A Novel 3-meta-Pyridine-1,2,4-oxadiazole Derivative of Glycyrrhetinic Acid as a Safe and Promising Candidate for Overcoming P-Glycoprotein-Mediated Multidrug Resistance in Tumor Cells.

Given the pharmacophore properties of the nitrogen-containing moiety in the molecular structure of P-glycoprotein (P-gp) inhibitors, we report the evaluation of the P-gp inhibitory and MDR reversal activities of 2g, a 3-meta-pyridin-1,2,4-oxadiazole derivative of 18ßH-glycyrrhetinic acid. Through molecular docking, we have shown that 2g has the potential to directly interact with the transmembrane domain of P-gp with a low free binding energy (-10.2 kcal/mol). Using KB-8-5 human cervical carcinoma cells and RLS40 murine lymphosarcoma cells, both of which exhibit a multidrug-resistant (MDR) phenotype mediated by P-gp activation, we have shown that 2g, at nontoxic concentrations, effectively increased the intracellular accumulation of fluorescent P-gp substrates (rhodamine 123 or doxorubicin (DOX)), leading to a marked sensitization of the model cells to the cytotoxic effect of DOX. Considering the comparable activity of 2g with verapamil, a known P-gp inhibitor, 2g can be considered as a promising candidate for the development of agents capable of overcoming P-gp-mediated MDR in tumor cells.

Novel Epoxides of Soloxolone Methyl: An Effect of the Formation of Oxirane Ring and Stereoisomerism on Cytotoxic Profile, Anti-Metastatic and Anti-Inflammatory Activities In Vitro and In Vivo.

It is known that epoxide-bearing compounds display pronounced pharmacological activities, and the epoxidation of natural metabolites can be a promising strategy to improve their bioactivity.
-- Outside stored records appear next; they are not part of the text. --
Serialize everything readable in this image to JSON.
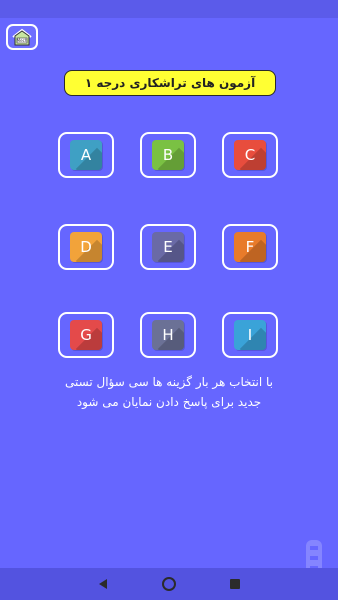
{
  "header": {
    "home_icon": "home-icon",
    "title": "آزمون های تراشکاری درجه ۱"
  },
  "tiles": [
    {
      "label": "A",
      "color": "#3fa0c4"
    },
    {
      "label": "B",
      "color": "#7ac143"
    },
    {
      "label": "C",
      "color": "#e84d3d"
    },
    {
      "label": "D",
      "color": "#f2a33a"
    },
    {
      "label": "E",
      "color": "#6a6aa6"
    },
    {
      "label": "F",
      "color": "#e87b2a"
    },
    {
      "label": "G",
      "color": "#e44a4a"
    },
    {
      "label": "H",
      "color": "#6b7196"
    },
    {
      "label": "I",
      "color": "#3aa3d8"
    }
  ],
  "description": {
    "line1": "با انتخاب هر بار گزینه ها سی سؤال تستی",
    "line2": "جدید برای پاسخ دادن نمایان می شود"
  },
  "colors": {
    "background": "#6666ff",
    "title_bg": "#ffff33",
    "nav_bar": "#5353e0"
  },
  "nav": {
    "back_icon": "back-triangle-icon",
    "home_icon": "home-circle-icon",
    "recents_icon": "recents-square-icon"
  }
}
Here, we report the design, synthesis and evaluation of biological properties of αO-SM and ßO-SM, novel epoxides of soloxolone methyl (SM), a cyanoenone-bearing derivative of 18ßH-glycyrrhetinic acid. We demonstrated that the replacement of a double-bound within the cyanoenone pharmacophore group of SM with α- and ß-epoxide moieties did not abrogate the high antitumor and anti-inflammatory potentials of the triterpenoid. It was found that novel SM epoxides induced the death of tumor cells at low micromolar concentrations (IC50(24h) = 0.7-4.1 µM) via the induction of mitochondrial-mediated apoptosis, reinforced intracellular accumulation of doxorubicin in B16 melanoma cells, probably by direct interaction with key drug efflux pumps (P-glycoprotein, MRP1, MXR1), and the suppressed pro-metastatic phenotype of B16 cells, effectively inhibiting their metastasis in a murine model. Moreover, αO-SM and ßO-SM hampered macrophage functionality in vitro (motility, NO production) and significantly suppressed carrageenan-induced peritonitis in vivo. Furthermore, the effect of the stereoisomerism of SM epoxides on the mentioned bioactivities and toxic profiles of these compounds in vivo were evaluated. Considering the comparable antitumor and anti-inflammatory effects of SM epoxides with SM and reference drugs (dacarbazine, dexamethasone), αO-SM and ßO-SM can be considered novel promising antitumor and anti-inflammatory drug candidates.